Many aspects of these basic strategies are transportable to the electronic medium, but most require modification to take into account three things:

  • the pace of technological change, which manifests itself, for example, in old electronic materials that already require special technological considerations to remain functional;
  • the fact that electronic materials are much more malleable than those in print (so versioning becomes a more complex issue); and
  • new basic functionality and interoperation possibilities that computation allows us to consider and enact on electronic materials – all, again, from the perspective of the user.

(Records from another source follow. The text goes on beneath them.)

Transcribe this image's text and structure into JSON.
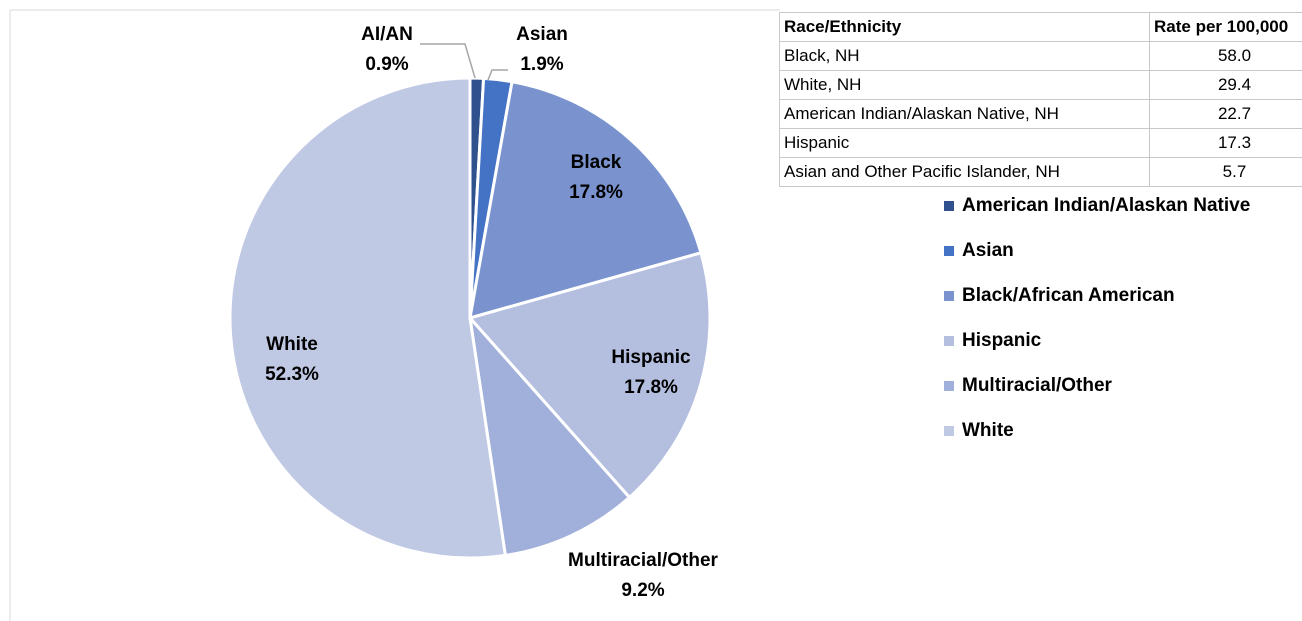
{
  "chart_data": {
    "type": "pie",
    "categories": [
      "American Indian/Alaskan Native",
      "Asian",
      "Black/African American",
      "Hispanic",
      "Multiracial/Other",
      "White"
    ],
    "labels": [
      "AI/AN",
      "Asian",
      "Black",
      "Hispanic",
      "Multiracial/Other",
      "White"
    ],
    "values": [
      0.9,
      1.9,
      17.8,
      17.8,
      9.2,
      52.3
    ],
    "value_labels": [
      "0.9%",
      "1.9%",
      "17.8%",
      "17.8%",
      "9.2%",
      "52.3%"
    ],
    "colors": [
      "#2f528f",
      "#4472c4",
      "#7a93cf",
      "#b4bfdf",
      "#a1b0da",
      "#c0c9e4"
    ],
    "legend": "right"
  },
  "table": {
    "header": [
      "Race/Ethnicity",
      "Rate per 100,000"
    ],
    "rows": [
      [
        "Black, NH",
        "58.0"
      ],
      [
        "White, NH",
        "29.4"
      ],
      [
        "American Indian/Alaskan Native, NH",
        "22.7"
      ],
      [
        "Hispanic",
        "17.3"
      ],
      [
        "Asian and Other Pacific Islander, NH",
        "5.7"
      ]
    ]
  }
}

From the perspectives of sustainability and access, databases are deploying a number of economic models for support and access. The following examples should be investigated in terms of their viability for the humanities projects under consideration here:

A. MEMBERSHIP MODEL: JSTOR, which provides database access to journal archives, was established with major Mellon Foundation funding, and is sustained on a membership basis. Memberships are available for institutions alone, with libraries and schools paying an initiation fee along with an annual fee, based on size. Access is restricted to individuals who belong to a member institution.

B. INSTITUTIONAL SPONSORSHIP MODEL: Representative Poetry Online is, in good measure, the work of a local champion, Ian Lancashire, with sponsorship from University of Toronto’s Office of the Provost, the Faculty of Arts and Science, the Department of English and the Library (which hosts the database). This is seen as a public service, and the contents are open-access.

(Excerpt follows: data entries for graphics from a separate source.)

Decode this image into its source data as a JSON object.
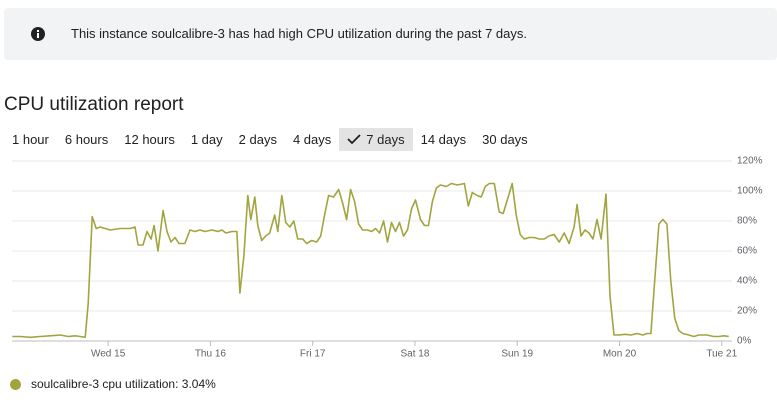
{
  "banner": {
    "text": "This instance soulcalibre-3 has had high CPU utilization during the past 7 days."
  },
  "report": {
    "title": "CPU utilization report",
    "ranges": [
      "1 hour",
      "6 hours",
      "12 hours",
      "1 day",
      "2 days",
      "4 days",
      "7 days",
      "14 days",
      "30 days"
    ],
    "selected_range": "7 days"
  },
  "chart_data": {
    "type": "line",
    "x": [
      14.063,
      14.141,
      14.239,
      14.337,
      14.434,
      14.532,
      14.61,
      14.678,
      14.727,
      14.776,
      14.805,
      14.844,
      14.883,
      14.922,
      14.971,
      15.02,
      15.117,
      15.215,
      15.263,
      15.293,
      15.341,
      15.38,
      15.42,
      15.449,
      15.488,
      15.537,
      15.576,
      15.615,
      15.654,
      15.693,
      15.751,
      15.8,
      15.849,
      15.898,
      15.946,
      16.015,
      16.073,
      16.112,
      16.151,
      16.21,
      16.259,
      16.288,
      16.327,
      16.366,
      16.395,
      16.434,
      16.463,
      16.502,
      16.541,
      16.58,
      16.629,
      16.659,
      16.698,
      16.737,
      16.776,
      16.815,
      16.854,
      16.902,
      16.941,
      16.99,
      17.039,
      17.078,
      17.117,
      17.156,
      17.205,
      17.254,
      17.293,
      17.332,
      17.371,
      17.41,
      17.449,
      17.488,
      17.537,
      17.576,
      17.615,
      17.654,
      17.693,
      17.732,
      17.771,
      17.81,
      17.849,
      17.888,
      17.927,
      17.966,
      18.005,
      18.054,
      18.093,
      18.132,
      18.171,
      18.21,
      18.249,
      18.307,
      18.356,
      18.415,
      18.483,
      18.522,
      18.561,
      18.61,
      18.649,
      18.688,
      18.727,
      18.776,
      18.824,
      18.863,
      18.912,
      18.951,
      18.99,
      19.029,
      19.068,
      19.117,
      19.166,
      19.215,
      19.263,
      19.312,
      19.361,
      19.41,
      19.459,
      19.507,
      19.556,
      19.585,
      19.624,
      19.663,
      19.702,
      19.741,
      19.78,
      19.82,
      19.868,
      19.907,
      19.946,
      19.995,
      20.054,
      20.112,
      20.171,
      20.229,
      20.268,
      20.307,
      20.346,
      20.385,
      20.424,
      20.463,
      20.502,
      20.541,
      20.58,
      20.62,
      20.678,
      20.727,
      20.776,
      20.854,
      20.922,
      20.971,
      21.02,
      21.068
    ],
    "series": [
      {
        "name": "soulcalibre-3 cpu utilization:",
        "color": "#a2a53f",
        "values": [
          3,
          3,
          2.5,
          3,
          3.5,
          4,
          3,
          3.5,
          3,
          2.5,
          25,
          83,
          75,
          76,
          75,
          74,
          75,
          75,
          76,
          64,
          64,
          73,
          68,
          77,
          60,
          87,
          73,
          66,
          69,
          65,
          65,
          74,
          73,
          74,
          73,
          74,
          73,
          74,
          72,
          73,
          73,
          32,
          57,
          97,
          81,
          96,
          77,
          67,
          70,
          72,
          84,
          73,
          97,
          79,
          76,
          80,
          68,
          68,
          65,
          67,
          66,
          70,
          84,
          97,
          96,
          101,
          92,
          81,
          101,
          93,
          78,
          74,
          74,
          73,
          75,
          72,
          80,
          66,
          79,
          73,
          79,
          70,
          74,
          88,
          94,
          81,
          77,
          77,
          93,
          102,
          104,
          103,
          105,
          104,
          105,
          90,
          99,
          97,
          96,
          103,
          105,
          105,
          86,
          85,
          96,
          105,
          84,
          71,
          68,
          69,
          69,
          68,
          68,
          70,
          71,
          66,
          72,
          65,
          76,
          91,
          70,
          74,
          72,
          68,
          81,
          68,
          98,
          30,
          4,
          4,
          4.5,
          4,
          5,
          4,
          5,
          5,
          42,
          78,
          81,
          78,
          40,
          15,
          7,
          5,
          4,
          3,
          4,
          4,
          3,
          3,
          3.5,
          3.04
        ]
      }
    ],
    "legend_value": 3.04,
    "legend_value_label": "3.04%",
    "xlim": [
      14.06,
      21.1
    ],
    "xticks": [
      {
        "value": 15,
        "label": "Wed 15"
      },
      {
        "value": 16,
        "label": "Thu 16"
      },
      {
        "value": 17,
        "label": "Fri 17"
      },
      {
        "value": 18,
        "label": "Sat 18"
      },
      {
        "value": 19,
        "label": "Sun 19"
      },
      {
        "value": 20,
        "label": "Mon 20"
      },
      {
        "value": 21,
        "label": "Tue 21"
      }
    ],
    "ylim": [
      0,
      120
    ],
    "yticks": [
      {
        "value": 0,
        "label": "0%"
      },
      {
        "value": 20,
        "label": "20%"
      },
      {
        "value": 40,
        "label": "40%"
      },
      {
        "value": 60,
        "label": "60%"
      },
      {
        "value": 80,
        "label": "80%"
      },
      {
        "value": 100,
        "label": "100%"
      },
      {
        "value": 120,
        "label": "120%"
      }
    ],
    "grid": true
  }
}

C. INSTITUTIONAL SPONSOR / MAJOR GRANT MODEL: The principal archive in physics, arXiv.org, is sustained by funding from Cornell, which hosts it as a matter of public service, offsetting some expenses with grant funding from NSF. The contents are open-access.

D. SUBSCRIPTION / OPEN ACCESS MODEL: Highwire Press, operated by the Stanford University Library, provides access to close to a 1,000 journals principally on the basis of personal or institutional subscriptions to individual journal titles. Journals provide around a million articles free of charge, some offering immediate open access, others using the model of delayed open access. The delay between for-pay publication and free release runs from 6 to 24 months.

E. ENDOWMENT MODEL: The Stanford Encyclopedia of Philosophy is seeking donations to generate sufficient funds to manage the continuing development of the project: <http://plato.stanford.edu/fundraising/>. The contents are open access.

F. COOPERATIVE MODEL: Something of an ideal, yet to be fully realized, that combines A and E, insofar as membership among principally interested libraries comes together to support and contribute in-kind to sustaining a cooperative database that provides open access to all.